En cierta ocasión, oí que aconsejaba a un escoliasta sobre la manera de interpretar la recapitulatio[*] en los textos de Ticonio de acuerdo con las ideas de san Agustín, para no incurrir en la herejía donatista. Otra vez lo escuché aconsejar sobre la manera de distinguir, en el comentario de un texto, entre los herejes y los cismáticos. Y en otra ocasión, responder a la pregunta de un estudioso diciéndole qué libro debía buscar en el catálogo de la biblioteca, y casi en qué folio encontraría la referencia, mientras le aseguraba que el bibliotecario no pondría el menor obstáculo para entregárselo, porque se trataba de una obra inspirada por Dios. Y otra vez oí que decía que cierto libro no podía buscarse porque, si bien figuraba en el catálogo, hacía cincuenta años que las ratas lo habían arruinado, y se pulverizaba entre los dedos con sólo tocarlo. En resumen: era la memoria misma de la biblioteca, y el alma del scriptorium. A veces amonestaba a los monjes cuando les oía charlar: «¡Apresuraos a dejar testimonio de la verdad! ¡Los tiempos están próximos!», y aludía a la llegada del Anticristo.

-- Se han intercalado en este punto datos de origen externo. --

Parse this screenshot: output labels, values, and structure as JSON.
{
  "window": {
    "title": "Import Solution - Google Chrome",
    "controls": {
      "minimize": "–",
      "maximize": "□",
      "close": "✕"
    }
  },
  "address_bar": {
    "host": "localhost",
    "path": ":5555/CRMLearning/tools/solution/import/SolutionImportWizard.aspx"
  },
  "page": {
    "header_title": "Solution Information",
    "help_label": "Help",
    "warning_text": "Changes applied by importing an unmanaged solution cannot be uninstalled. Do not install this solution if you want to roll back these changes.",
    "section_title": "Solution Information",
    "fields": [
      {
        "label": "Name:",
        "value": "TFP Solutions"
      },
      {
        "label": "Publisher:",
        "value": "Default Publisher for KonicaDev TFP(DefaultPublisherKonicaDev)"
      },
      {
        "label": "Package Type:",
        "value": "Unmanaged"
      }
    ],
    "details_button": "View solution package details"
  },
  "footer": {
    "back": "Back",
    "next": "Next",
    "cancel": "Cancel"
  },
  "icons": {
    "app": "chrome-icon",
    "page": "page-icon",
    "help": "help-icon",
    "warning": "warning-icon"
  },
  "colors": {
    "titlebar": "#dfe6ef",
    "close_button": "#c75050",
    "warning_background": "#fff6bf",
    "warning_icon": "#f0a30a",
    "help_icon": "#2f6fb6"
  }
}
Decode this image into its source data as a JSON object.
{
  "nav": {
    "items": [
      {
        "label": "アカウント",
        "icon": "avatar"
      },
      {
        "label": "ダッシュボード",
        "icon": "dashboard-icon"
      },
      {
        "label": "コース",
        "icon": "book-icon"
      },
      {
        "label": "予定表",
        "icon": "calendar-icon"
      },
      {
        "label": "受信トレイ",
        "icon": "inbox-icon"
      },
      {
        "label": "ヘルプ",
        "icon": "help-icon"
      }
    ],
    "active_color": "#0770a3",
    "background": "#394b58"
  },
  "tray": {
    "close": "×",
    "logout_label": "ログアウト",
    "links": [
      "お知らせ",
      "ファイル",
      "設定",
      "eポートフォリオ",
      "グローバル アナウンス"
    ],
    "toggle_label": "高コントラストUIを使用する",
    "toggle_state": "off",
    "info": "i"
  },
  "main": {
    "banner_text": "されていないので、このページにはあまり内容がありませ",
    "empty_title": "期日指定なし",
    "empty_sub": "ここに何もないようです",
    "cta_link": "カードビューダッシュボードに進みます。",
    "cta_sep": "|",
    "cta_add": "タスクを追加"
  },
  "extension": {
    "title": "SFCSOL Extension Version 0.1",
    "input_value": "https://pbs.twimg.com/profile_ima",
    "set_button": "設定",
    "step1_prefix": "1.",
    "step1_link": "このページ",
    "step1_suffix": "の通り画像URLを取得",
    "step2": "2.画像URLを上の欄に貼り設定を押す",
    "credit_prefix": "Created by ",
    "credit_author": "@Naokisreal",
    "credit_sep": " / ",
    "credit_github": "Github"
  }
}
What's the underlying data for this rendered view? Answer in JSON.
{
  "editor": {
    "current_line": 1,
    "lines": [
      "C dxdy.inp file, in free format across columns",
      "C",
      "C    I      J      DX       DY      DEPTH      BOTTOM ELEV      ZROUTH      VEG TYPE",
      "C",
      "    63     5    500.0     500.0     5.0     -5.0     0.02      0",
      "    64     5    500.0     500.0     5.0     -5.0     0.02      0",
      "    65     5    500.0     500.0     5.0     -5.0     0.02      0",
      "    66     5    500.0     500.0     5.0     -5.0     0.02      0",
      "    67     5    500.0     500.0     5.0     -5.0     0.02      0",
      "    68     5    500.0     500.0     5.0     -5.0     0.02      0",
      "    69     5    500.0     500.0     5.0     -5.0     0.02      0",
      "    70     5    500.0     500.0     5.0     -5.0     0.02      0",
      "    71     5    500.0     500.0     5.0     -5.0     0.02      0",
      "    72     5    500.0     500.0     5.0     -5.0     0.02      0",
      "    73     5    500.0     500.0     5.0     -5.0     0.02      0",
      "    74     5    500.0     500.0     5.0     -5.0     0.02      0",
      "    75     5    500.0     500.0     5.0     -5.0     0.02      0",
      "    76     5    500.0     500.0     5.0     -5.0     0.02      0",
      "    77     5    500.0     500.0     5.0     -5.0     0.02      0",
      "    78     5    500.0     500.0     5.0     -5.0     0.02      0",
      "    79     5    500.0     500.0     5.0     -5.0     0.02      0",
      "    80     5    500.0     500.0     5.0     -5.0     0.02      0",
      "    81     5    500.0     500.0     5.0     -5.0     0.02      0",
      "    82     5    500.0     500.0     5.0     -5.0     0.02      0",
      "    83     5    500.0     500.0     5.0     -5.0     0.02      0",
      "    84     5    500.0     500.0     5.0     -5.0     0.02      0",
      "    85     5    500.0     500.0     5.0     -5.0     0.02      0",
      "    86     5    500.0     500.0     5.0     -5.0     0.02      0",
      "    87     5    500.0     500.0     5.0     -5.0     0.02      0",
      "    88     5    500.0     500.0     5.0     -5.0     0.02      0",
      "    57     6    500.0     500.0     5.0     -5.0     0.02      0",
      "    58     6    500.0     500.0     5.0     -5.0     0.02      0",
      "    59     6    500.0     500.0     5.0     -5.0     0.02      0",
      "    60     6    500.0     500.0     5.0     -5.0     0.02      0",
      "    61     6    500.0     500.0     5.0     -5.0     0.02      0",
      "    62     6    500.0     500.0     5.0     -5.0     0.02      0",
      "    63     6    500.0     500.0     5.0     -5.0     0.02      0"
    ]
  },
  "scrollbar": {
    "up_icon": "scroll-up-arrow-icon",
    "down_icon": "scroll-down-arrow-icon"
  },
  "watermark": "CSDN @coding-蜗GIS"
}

—La biblioteca es testimonio de la verdad y del error —dijo, pues, Jorge.
—Sin duda, Apuleyo de Madaura tuvo fama de mago —dijo Guillermo—. Pero, tras el velo de la fantasía, esta fábula también contiene una valiosa moraleja, porque enseña lo caro que se pagan las faltas cometidas. Además, creo que la historia del hombre transformado en asno alude claramente a la metamorfosis del alma que cae en el pecado.
—Quizá —dijo Jorge.
—Y ahora también comprendo por qué, durante la conversación que mencionaron ayer, Venancio se interesó tanto por los problemas de la comedia. En efecto: también este tipo de fábulas puede asimilarse a las comedias de los antiguos. A diferencia de las tragedias, no narran hechos sucedidos a hombres que han existido en la realidad. Como dice Isidoro, son ficciones: «Fabulae poetae a fando nominaverunt quia non sunt res factae sed tantum loquendo fictae…»[*].
En un primer momento no comprendí por qué Guillermo se había metido en aquella discusión erudita, y justo con un hombre que no parecía tener mayor predilección por dichos temas. Pero la respuesta de Jorge me demostró lo sutil que había estado mi maestro.
—Aquel día el tema de discusión no eran las comedias, sino sólo la licitud de la risa —dijo frunciendo el ceño.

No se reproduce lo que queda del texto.